Kevin Roche, the Dublin-born architect who died on Friday, at the age of 96, was a designer of modernist buildings, at once bold and refined, that gave striking new identities to corporations, museums and institutions around the world.

He was one of the rare architects who was admired and trusted by corporate executives, museum boards and government officials, who allowed him wide leeway in expressing his restless formal imagination. He was softly spoken, with a distant echo of an Irish accent, but it was an understated manner that belied the self-confidence that the buildings he made for his patrons radiated.

He created such distinctive works as the Ford Foundation headquarters in midtown Manhattan, an elegant palazzo of dark metal and glass built around a garden atrium and finished in 1967; the Oakland Museum of California (1968), a museum whose terraced roof functions as a public park; the General Foods headquarters in Rye Brook, New York (1982), a glass version of a grand classical villa; the sprawling headquarters of Union Carbide in Danbury, Connecticut (1982), a futuristic machine for parking and working; the headquarters of the JP Morgan Bank on Wall Street (1990), a skyscraper in the form of a classical column; and Convention Centre Dublin (2010), his only major Irish project. And he put an indelible stamp on the Metropolitan Museum of Art in New York.

In 1982 Roche was awarded the Pritzker Architecture Prize, widely considered his profession’s highest honour. In its citation the jury said, “In this mercurial age, when our fashions swing overnight from the severe to the ornate, from contempt for the past to nostalgia for imagined times that never were, Kevin Roche’s formidable body of work sometimes intersects fashion, sometimes lags fashion, and more often makes fashion.”

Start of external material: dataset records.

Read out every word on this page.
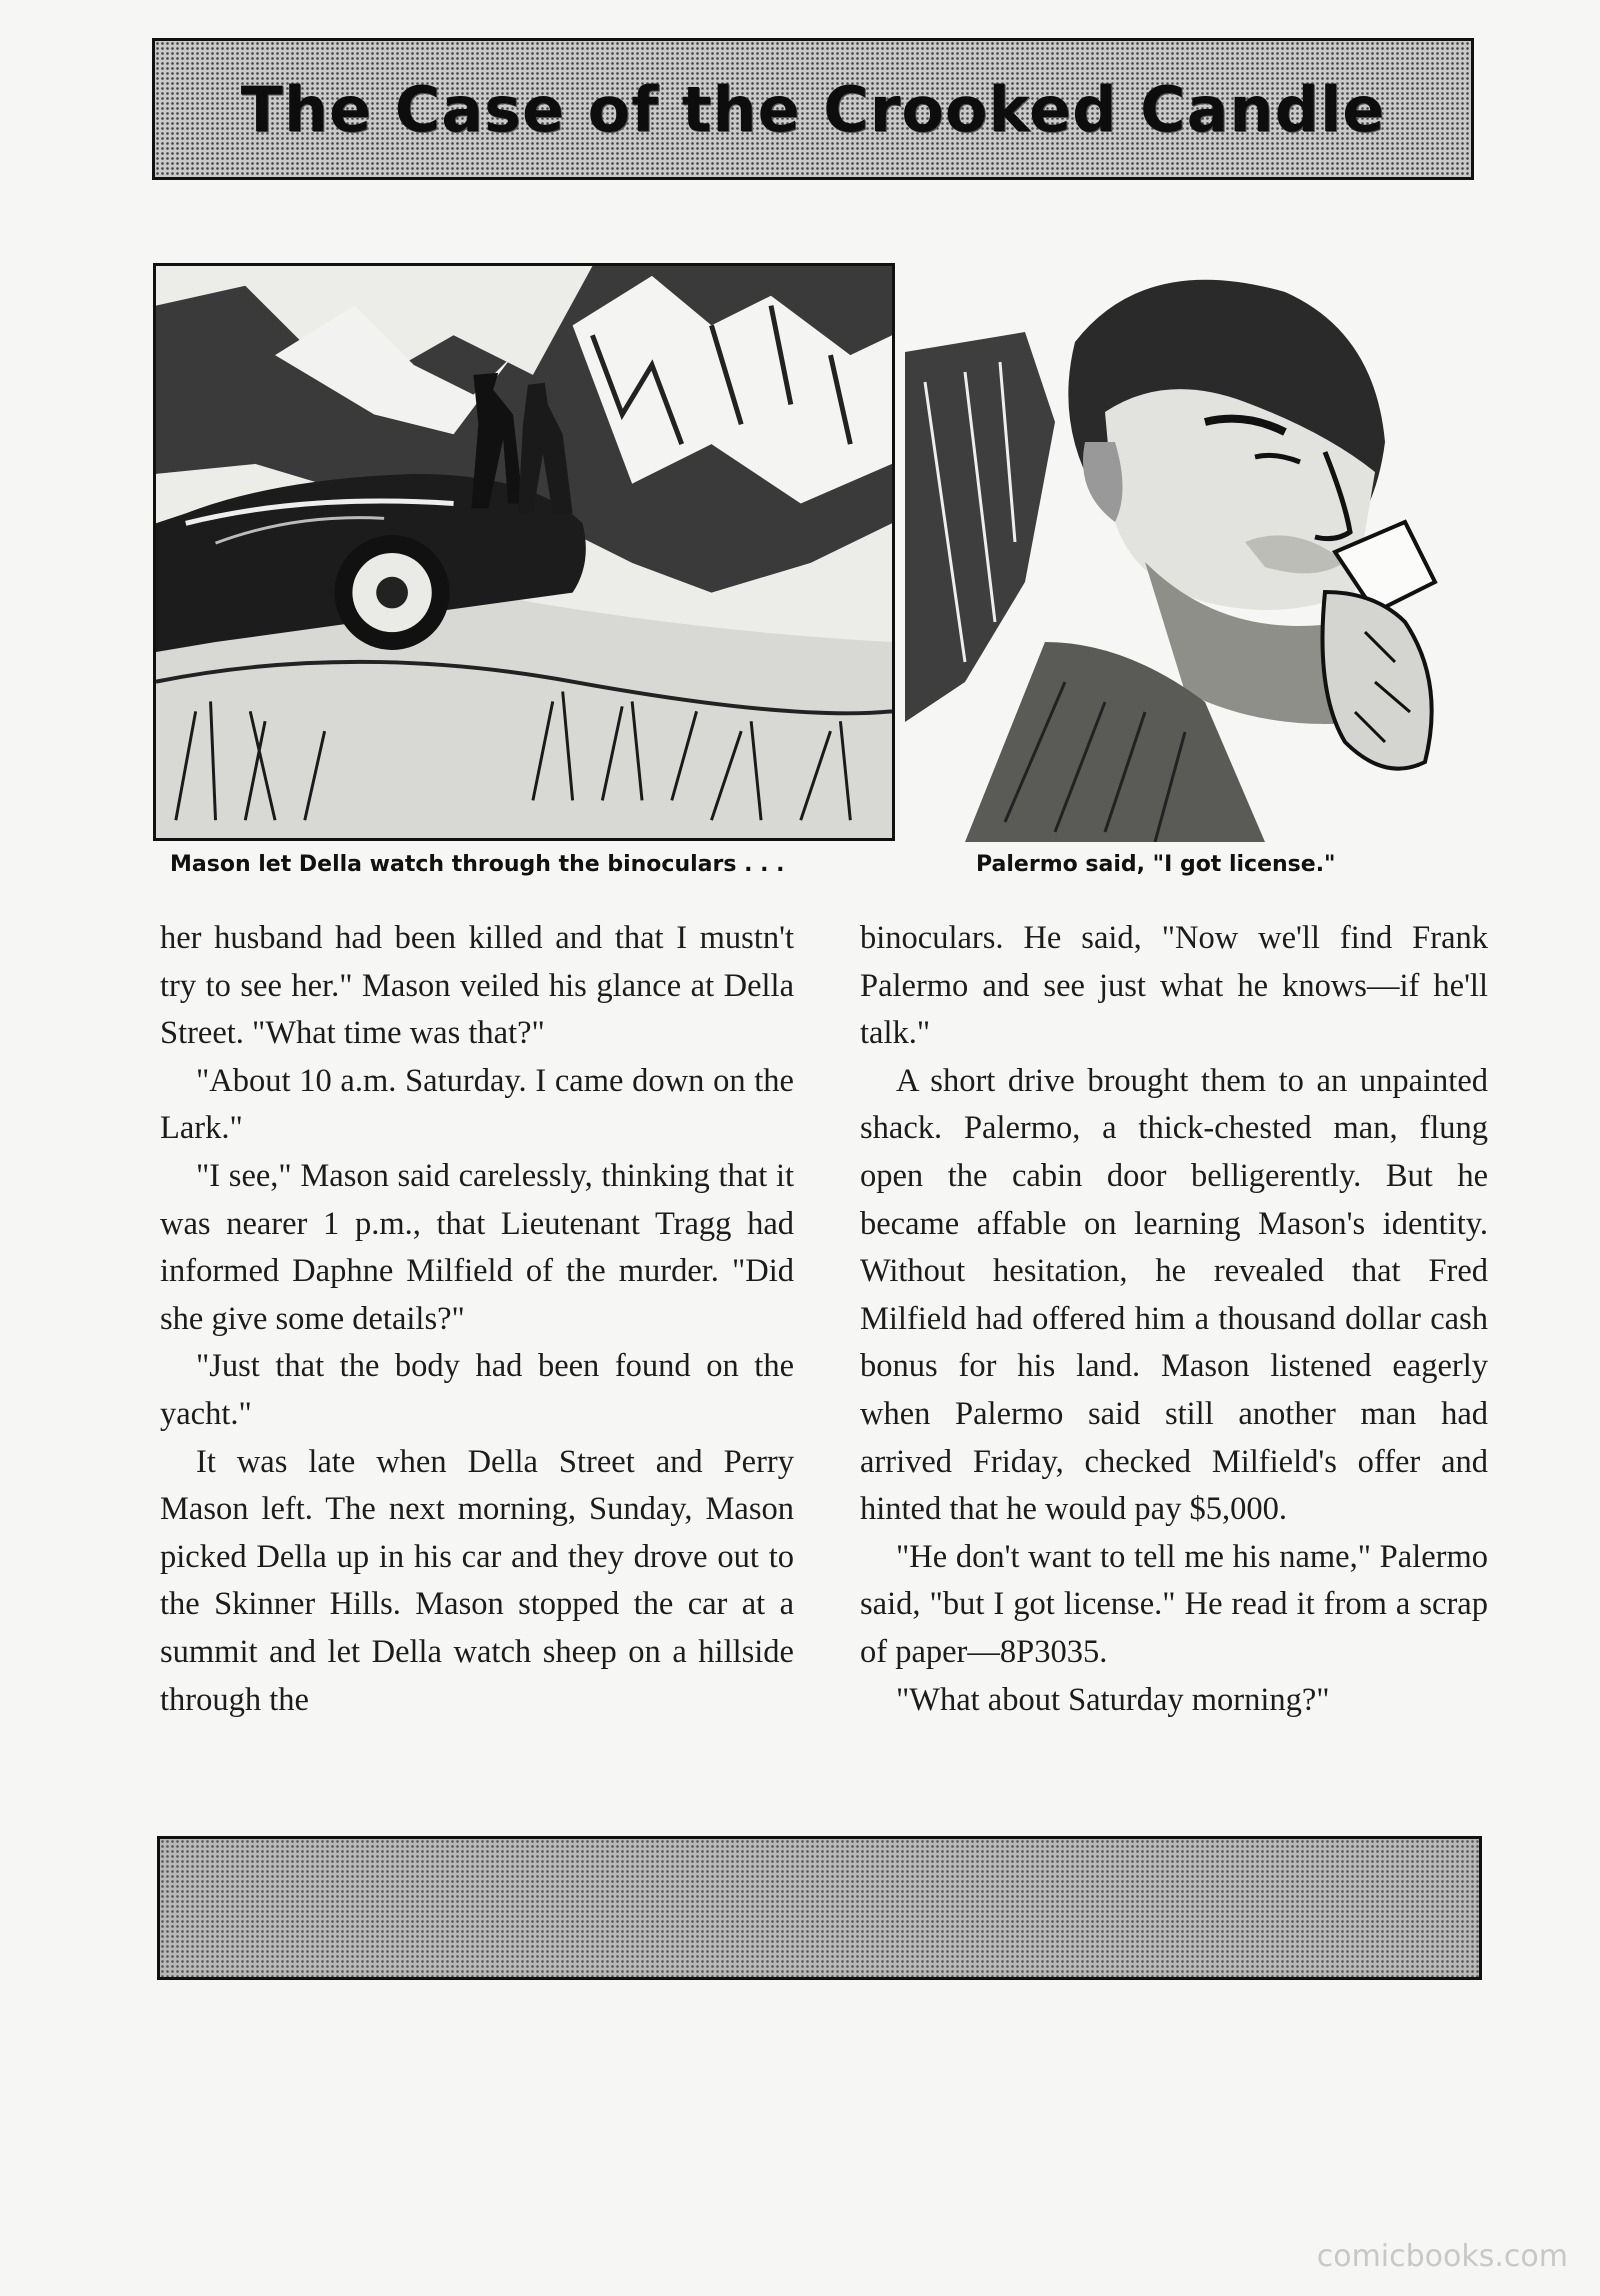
The Case of the Crooked Candle
Mason let Della watch through the binoculars . . .	Palermo said, "I got license."

her husband had been killed and that I mustn't try to see her." Mason veiled his glance at Della Street. "What time was that?"

"About 10 a.m. Saturday. I came down on the Lark."

"I see," Mason said carelessly, thinking that it was nearer 1 p.m., that Lieutenant Tragg had informed Daphne Milfield of the murder. "Did she give some details?"

"Just that the body had been found on the yacht."

It was late when Della Street and Perry Mason left. The next morning, Sunday, Mason picked Della up in his car and they drove out to the Skinner Hills. Mason stopped the car at a summit and let Della watch sheep on a hillside through the

binoculars. He said, "Now we'll find Frank Palermo and see just what he knows—if he'll talk."

A short drive brought them to an unpainted shack. Palermo, a thick-chested man, flung open the cabin door belligerently. But he became affable on learning Mason's identity. Without hesitation, he revealed that Fred Milfield had offered him a thousand dollar cash bonus for his land. Mason listened eagerly when Palermo said still another man had arrived Friday, checked Milfield's offer and hinted that he would pay $5,000.

"He don't want to tell me his name," Palermo said, "but I got license." He read it from a scrap of paper—8P3035.

"What about Saturday morning?"

comicbooks.com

In 1993 Roche was awarded the Gold Medal of the American Institute of Architects, the highest honour the institute bestows. When Roche received the Pritzker, in 1982, he delivered an acceptance speech that displayed both his capacity for self-deprecating humor and his belief that architecture was a noble pursuit. He quoted from a letter he had received complaining that his work was “moribund” and that the Pritzker jury “must be out of their minds” to have given him the prize.

He could only respond, he said, by asking: “Is not the act of building an act of faith in the future, and of hope? Hope that the testimony of our civilisation will be passed on to others, hope that what we are doing is not only sane and useful and beautiful, but a clear and true reflection of our own aspirations. And hope that it is an art, which will communicate with the future and touch those generations as we ourselves have been touched and moved by the past.” – New York Times, with additional details from The Irish Times archive.